Sound Theory Digital Audio WAV MIDI DSMI

At it's core, in order for there to be sound you must have something that vibrates.  In order to transmit sound you need  a medium to carry the vibration, and an instrument to detect the vibration.  But it all boils down to the vibrations, and these vibrations are characterized common measurements:

Amplitude: This is the height of the vibration.

Frequency: This is the number of waves per second.

Run  this oscilliscope program.  Say the letter   "e" and hold it for as long as you can.  How smooth is the wave? Thiis is about the closest a human can come to getting a pure wave form.  Typically our voices are creating many simultaneous vibrations, which when combined make the sounds we know and recognize - which are really bumping looking waves on the oscilliscope.   Hold the "e" sound and try raising and lowering your volume.  As you increase or decrease the  volume the amplitude of vibration increases or decreases.  Now try changing the pitch.  You see the wavs become longer or shorter as you adjust the frequency.

Digital Audio
In the real world, sould vibrations are continuous and smooth, this is known as analog.  Computers however are digital devices.  For example, when we digitize sound what we are really doing is to measure the volume so many times per second, also known as the sampling rate.  If you increase the sampling rate to infinity, then you have the equivalent of analog. 

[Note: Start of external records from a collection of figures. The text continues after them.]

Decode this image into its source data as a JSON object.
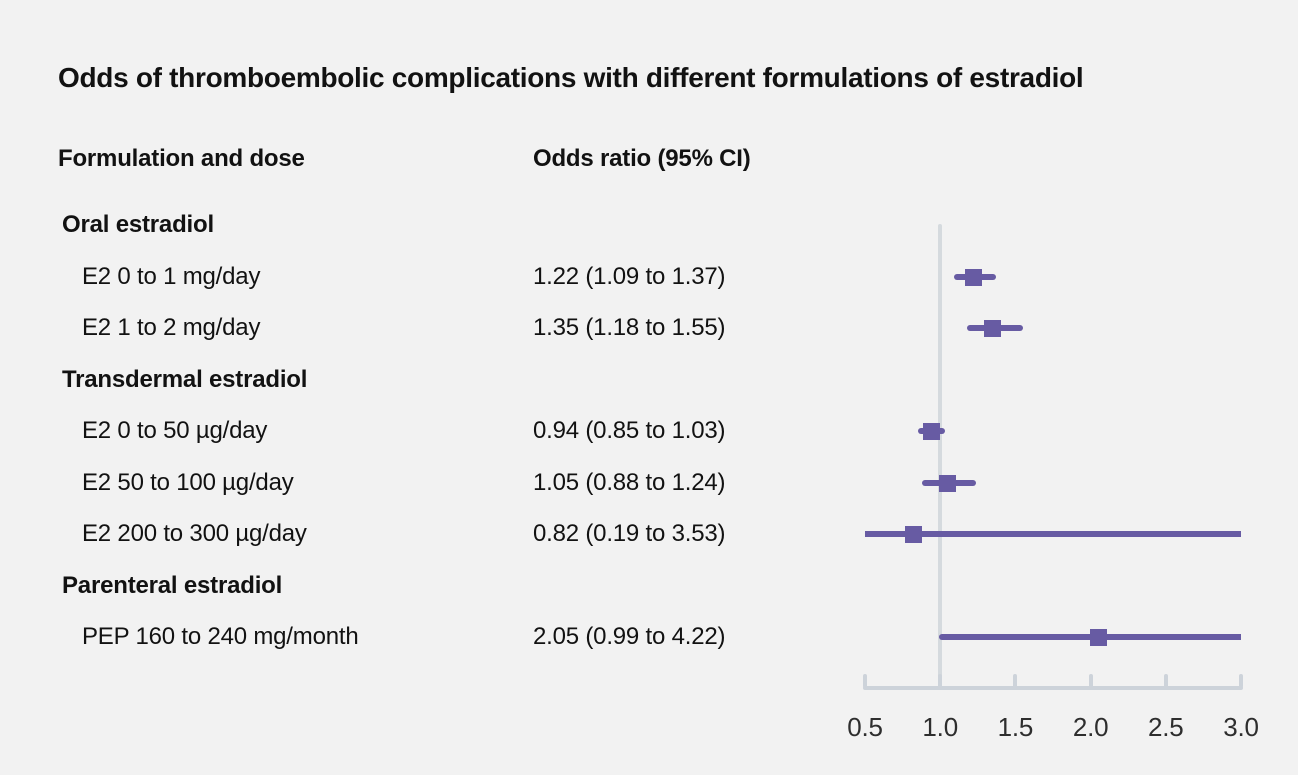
{
  "chart_data": {
    "type": "forest",
    "title": "Odds of thromboembolic complications with different formulations of estradiol",
    "column_headers": {
      "left": "Formulation and dose",
      "right": "Odds ratio (95% CI)"
    },
    "x_axis": {
      "min": 0.5,
      "max": 3.0,
      "ticks": [
        0.5,
        1.0,
        1.5,
        2.0,
        2.5,
        3.0
      ],
      "tick_labels": [
        "0.5",
        "1.0",
        "1.5",
        "2.0",
        "2.5",
        "3.0"
      ],
      "reference_line": 1.0
    },
    "rows": [
      {
        "kind": "section",
        "label": "Oral estradiol"
      },
      {
        "kind": "item",
        "label": "E2 0 to 1 mg/day",
        "display": "1.22 (1.09 to 1.37)",
        "est": 1.22,
        "lo": 1.09,
        "hi": 1.37
      },
      {
        "kind": "item",
        "label": "E2 1 to 2 mg/day",
        "display": "1.35 (1.18 to 1.55)",
        "est": 1.35,
        "lo": 1.18,
        "hi": 1.55
      },
      {
        "kind": "section",
        "label": "Transdermal estradiol"
      },
      {
        "kind": "item",
        "label": "E2 0 to 50 µg/day",
        "display": "0.94 (0.85 to 1.03)",
        "est": 0.94,
        "lo": 0.85,
        "hi": 1.03
      },
      {
        "kind": "item",
        "label": "E2 50 to 100 µg/day",
        "display": "1.05 (0.88 to 1.24)",
        "est": 1.05,
        "lo": 0.88,
        "hi": 1.24
      },
      {
        "kind": "item",
        "label": "E2 200 to 300 µg/day",
        "display": "0.82 (0.19 to 3.53)",
        "est": 0.82,
        "lo": 0.19,
        "hi": 3.53
      },
      {
        "kind": "section",
        "label": "Parenteral estradiol"
      },
      {
        "kind": "item",
        "label": "PEP 160 to 240 mg/month",
        "display": "2.05 (0.99 to 4.22)",
        "est": 2.05,
        "lo": 0.99,
        "hi": 4.22
      }
    ],
    "colors": {
      "marker": "#675ba3",
      "axis": "#cdd3da",
      "reference_line": "#d5dade",
      "text": "#121212",
      "background": "#f2f2f2"
    },
    "layout_hints": {
      "legend": "none",
      "grid": "off",
      "log_scale": false
    }
  }
}
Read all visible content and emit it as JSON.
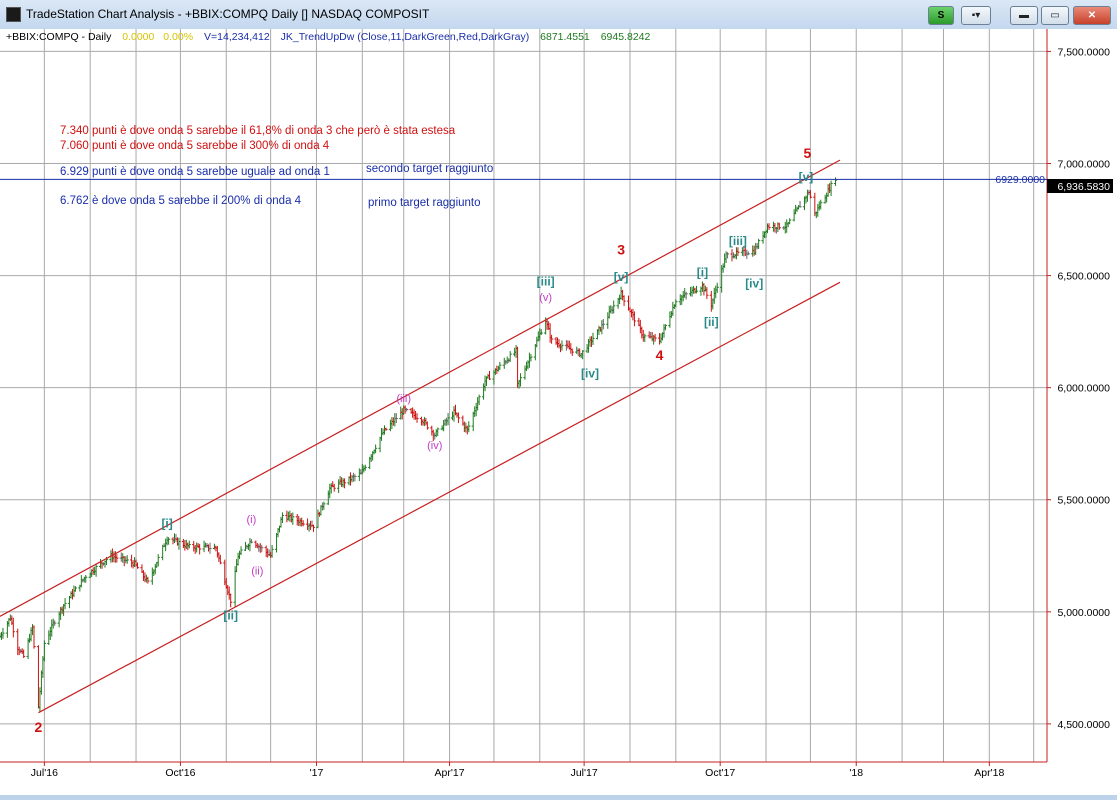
{
  "window": {
    "title": "TradeStation Chart Analysis - +BBIX:COMPQ Daily [] NASDAQ COMPOSIT",
    "buttons": {
      "s_label": "S",
      "menu_label": "▪▾",
      "minimize_label": "▬",
      "maximize_label": "▭",
      "close_label": "✕"
    }
  },
  "legend": {
    "symbol": "+BBIX:COMPQ - Daily",
    "change": "0.0000",
    "change_pct": "0.00%",
    "volume": "V=14,234,412",
    "indicator": "JK_TrendUpDw",
    "indicator_params": "(Close,11,DarkGreen,Red,DarkGray)",
    "low": "6871.4551",
    "high": "6945.8242"
  },
  "colors": {
    "up_bar": "#1e7a1e",
    "down_bar": "#cc1010",
    "flat_bar": "#666666",
    "channel": "#c81e1e",
    "hline": "#1a2ea8",
    "grid": "#a9a9a9",
    "wave_major": "#d01010",
    "wave_minor": "#2a8a8a",
    "wave_sub": "#c43cc4"
  },
  "annotations": [
    {
      "text": "7.340 punti è dove onda 5 sarebbe il 61,8% di onda 3 che però è stata estesa",
      "color": "#d01010"
    },
    {
      "text": "7.060 punti è dove onda 5 sarebbe il 300% di onda 4",
      "color": "#d01010"
    },
    {
      "text": "6.929 punti è dove onda 5 sarebbe uguale ad onda 1",
      "color": "#1a2ea8"
    },
    {
      "text": "secondo target raggiunto",
      "color": "#1a2ea8"
    },
    {
      "text": "6.762 è dove onda 5 sarebbe il 200% di onda 4",
      "color": "#1a2ea8"
    },
    {
      "text": "primo target raggiunto",
      "color": "#1a2ea8"
    }
  ],
  "hline_label": "6929.0000",
  "last_price_label": "6,936.5830",
  "chart_data": {
    "type": "bar",
    "subtype": "ohlc",
    "symbol": "+BBIX:COMPQ",
    "interval": "Daily",
    "x_range": [
      "2016-06-01",
      "2018-05-10"
    ],
    "x_ticks": [
      {
        "date": "2016-07-01",
        "label": "Jul'16"
      },
      {
        "date": "2016-10-01",
        "label": "Oct'16"
      },
      {
        "date": "2017-01-01",
        "label": "'17"
      },
      {
        "date": "2017-04-01",
        "label": "Apr'17"
      },
      {
        "date": "2017-07-01",
        "label": "Jul'17"
      },
      {
        "date": "2017-10-01",
        "label": "Oct'17"
      },
      {
        "date": "2018-01-01",
        "label": "'18"
      },
      {
        "date": "2018-04-01",
        "label": "Apr'18"
      }
    ],
    "y_range": [
      4330,
      7600
    ],
    "y_ticks": [
      {
        "value": 4500,
        "label": "4,500.0000"
      },
      {
        "value": 5000,
        "label": "5,000.0000"
      },
      {
        "value": 5500,
        "label": "5,500.0000"
      },
      {
        "value": 6000,
        "label": "6,000.0000"
      },
      {
        "value": 6500,
        "label": "6,500.0000"
      },
      {
        "value": 7000,
        "label": "7,000.0000"
      },
      {
        "value": 7500,
        "label": "7,500.0000"
      }
    ],
    "grid": true,
    "price_path": [
      [
        "2016-06-01",
        4890
      ],
      [
        "2016-06-08",
        4975
      ],
      [
        "2016-06-13",
        4840
      ],
      [
        "2016-06-17",
        4800
      ],
      [
        "2016-06-23",
        4930
      ],
      [
        "2016-06-27",
        4575
      ],
      [
        "2016-07-01",
        4860
      ],
      [
        "2016-07-08",
        4960
      ],
      [
        "2016-07-14",
        5030
      ],
      [
        "2016-07-29",
        5160
      ],
      [
        "2016-08-15",
        5250
      ],
      [
        "2016-08-31",
        5215
      ],
      [
        "2016-09-09",
        5130
      ],
      [
        "2016-09-22",
        5330
      ],
      [
        "2016-10-07",
        5290
      ],
      [
        "2016-10-25",
        5285
      ],
      [
        "2016-11-04",
        5050
      ],
      [
        "2016-11-09",
        5250
      ],
      [
        "2016-11-18",
        5320
      ],
      [
        "2016-12-01",
        5250
      ],
      [
        "2016-12-09",
        5430
      ],
      [
        "2016-12-30",
        5385
      ],
      [
        "2017-01-10",
        5550
      ],
      [
        "2017-01-31",
        5615
      ],
      [
        "2017-02-15",
        5800
      ],
      [
        "2017-03-01",
        5900
      ],
      [
        "2017-03-13",
        5860
      ],
      [
        "2017-03-22",
        5790
      ],
      [
        "2017-04-04",
        5890
      ],
      [
        "2017-04-13",
        5810
      ],
      [
        "2017-04-25",
        6030
      ],
      [
        "2017-05-16",
        6165
      ],
      [
        "2017-05-17",
        6010
      ],
      [
        "2017-06-05",
        6300
      ],
      [
        "2017-06-09",
        6210
      ],
      [
        "2017-06-29",
        6150
      ],
      [
        "2017-07-13",
        6275
      ],
      [
        "2017-07-26",
        6420
      ],
      [
        "2017-08-10",
        6230
      ],
      [
        "2017-08-21",
        6210
      ],
      [
        "2017-09-01",
        6390
      ],
      [
        "2017-09-19",
        6455
      ],
      [
        "2017-09-25",
        6370
      ],
      [
        "2017-10-05",
        6590
      ],
      [
        "2017-10-24",
        6610
      ],
      [
        "2017-11-02",
        6720
      ],
      [
        "2017-11-15",
        6720
      ],
      [
        "2017-11-30",
        6875
      ],
      [
        "2017-12-04",
        6775
      ],
      [
        "2017-12-18",
        6936
      ]
    ],
    "channel_lines": [
      {
        "name": "upper",
        "points": [
          [
            "2016-06-01",
            4980
          ],
          [
            "2017-12-21",
            7015
          ]
        ]
      },
      {
        "name": "lower",
        "points": [
          [
            "2016-06-27",
            4550
          ],
          [
            "2017-12-21",
            6470
          ]
        ]
      }
    ],
    "horizontal_lines": [
      {
        "value": 6929,
        "label": "6929.0000"
      }
    ],
    "last_price": 6936.583,
    "wave_labels": [
      {
        "text": "2",
        "level": "major",
        "date": "2016-06-27",
        "price": 4480,
        "pos": "below"
      },
      {
        "text": "[i]",
        "level": "minor",
        "date": "2016-09-22",
        "price": 5390,
        "pos": "above"
      },
      {
        "text": "[ii]",
        "level": "minor",
        "date": "2016-11-04",
        "price": 4980,
        "pos": "below"
      },
      {
        "text": "(i)",
        "level": "sub",
        "date": "2016-11-18",
        "price": 5410,
        "pos": "above"
      },
      {
        "text": "(ii)",
        "level": "sub",
        "date": "2016-11-22",
        "price": 5180,
        "pos": "below"
      },
      {
        "text": "(iii)",
        "level": "sub",
        "date": "2017-03-01",
        "price": 5950,
        "pos": "above"
      },
      {
        "text": "(iv)",
        "level": "sub",
        "date": "2017-03-22",
        "price": 5740,
        "pos": "below"
      },
      {
        "text": "[iii]",
        "level": "minor",
        "date": "2017-06-05",
        "price": 6470,
        "pos": "above"
      },
      {
        "text": "(v)",
        "level": "sub",
        "date": "2017-06-05",
        "price": 6400,
        "pos": "above"
      },
      {
        "text": "[iv]",
        "level": "minor",
        "date": "2017-07-05",
        "price": 6060,
        "pos": "below"
      },
      {
        "text": "3",
        "level": "major",
        "date": "2017-07-26",
        "price": 6610,
        "pos": "above"
      },
      {
        "text": "[v]",
        "level": "minor",
        "date": "2017-07-26",
        "price": 6490,
        "pos": "above"
      },
      {
        "text": "4",
        "level": "major",
        "date": "2017-08-21",
        "price": 6140,
        "pos": "below"
      },
      {
        "text": "[i]",
        "level": "minor",
        "date": "2017-09-19",
        "price": 6510,
        "pos": "above"
      },
      {
        "text": "[ii]",
        "level": "minor",
        "date": "2017-09-25",
        "price": 6290,
        "pos": "below"
      },
      {
        "text": "[iii]",
        "level": "minor",
        "date": "2017-10-13",
        "price": 6650,
        "pos": "above"
      },
      {
        "text": "[iv]",
        "level": "minor",
        "date": "2017-10-24",
        "price": 6460,
        "pos": "below"
      },
      {
        "text": "[v]",
        "level": "minor",
        "date": "2017-11-28",
        "price": 6935,
        "pos": "above"
      },
      {
        "text": "5",
        "level": "major",
        "date": "2017-11-29",
        "price": 7040,
        "pos": "above"
      }
    ]
  }
}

The human ear starts having problems distinguishing the difference between analog and digital at sampling rates low as 11,000 KHz for voices and CD quality is said to be at 44,100 KHz.  This is very similar to effects of animation, the average eye can barely detect a flicker at 15 frames per second, and is nearly impossible to detect at 30 frames per second.

The other decision to make in digital recording is how many bits to use?   Typically we use 8 or 16 bits to measure the volume.  8 bits means the volume is between -128 and 127.  16 bits means we set the range between -32768 and 32768.    What's important here is the delta between dead silence at zero and the upper range, the greater the number of bits the greated the nuances are in the playback.   This is very similar to the "jaggies" you get with screen resolutions.   Large blocky pixels are similar to the 8 bit world, and smaller refined pixels to the 16 bit world.  How good the picture looks depends on how good your ears are.  

A WAV file is a style of recording digitized voice that offers a variety of internal compression techniques.  This format is typically used for very short sound playback as the uncompressed formats can be loaded into memory and transferred with very little CPU consumption.

However, WAV files aren't typically used for music because to get good quality you need higher sampling rates and musical scores are two to three minutes.  Let's say you're recording in stero at 44KHz in 16 bits for two minutes.  Disregrading the file overhead, the data length would be 2 channels times 16 bits times 44,100 samples per second times 120 seconds = ~162 Mb of data.  So, for musical reproductions you needs lots of compression or a different way to store the data.

The Musical Instrument Digital Interface (MIDI)  is a set of instructions (similar to a muscial score) that controls a set of 'instruments' on the sound driver.   The MIDI protocol is an entire music description language in binary form. Each word describing an action of musical performance is assigned a specific binary code. MIDI was designed for keyboards, so many of the actions are percussion oriented. To sound a note in MIDI language you send a "Note On" message, and then assign that note a "velocity", which determines how loud it plays. Other MIDI messages include selecting which instrument to play, mixing and panning sounds, and controlling various aspects of electronic musical instruments.  The MIDI file format is slightly different than the protocol and includes time-stamping to have the playback in the proper sequence. 

MIDI is the primary source of music in many popular PC games and CD-ROM entertainment titles, and thousands of MIDI files are available on the Internet for recreational use. Just about every personal computer is now equipped to play Standard MIDI files.

One reason for the popularity of MIDI files is that, unlike digital audio files (.wav, .aiff, etc.) or even compact discs or cassettes, a MIDI file does not need to capture and store actual sounds. Instead, the MIDI file can be just a list of events which describe the specific steps that a soundcard or other playback device must take to generate ceratin sounds. This way, MIDI files are very much smaller than digital audio files, and the events are also editable, allowing the music to be rearranged, edited, even composed interactively, if desired.

What MIDI lacks however is control over the instrumentation in the playback.  It's like writing music rather than record it, you don't know how the band will play it back.   Recently, the MIDI standard has introduce the Downloadable Sounds format.  This allows MIDI files to contain standardized samples of musical instruments, sound effects, or even dialogue, which are used to recreate an exact copy of the sound intended by the composer. MIDI files with DLS are the ideal solution for composers of all kinds who want the predictable playback of digital audio, but also need the compactness and/or interactivity of Standard MIDI Files for delivering their music.

The Digital Sound and Music Interface (DSMI) standard was never particularly popular because when it was introduced it required a lot of CPU horsepower to recreate the sound.  Even though today's PC can easily handle the requirements, it is still considered a "fringe" effort.  This technique digitally records the instruments as with the Downloadable Sounds format.  Then, the sounds are sliced, diced, and sequenced, to produce music.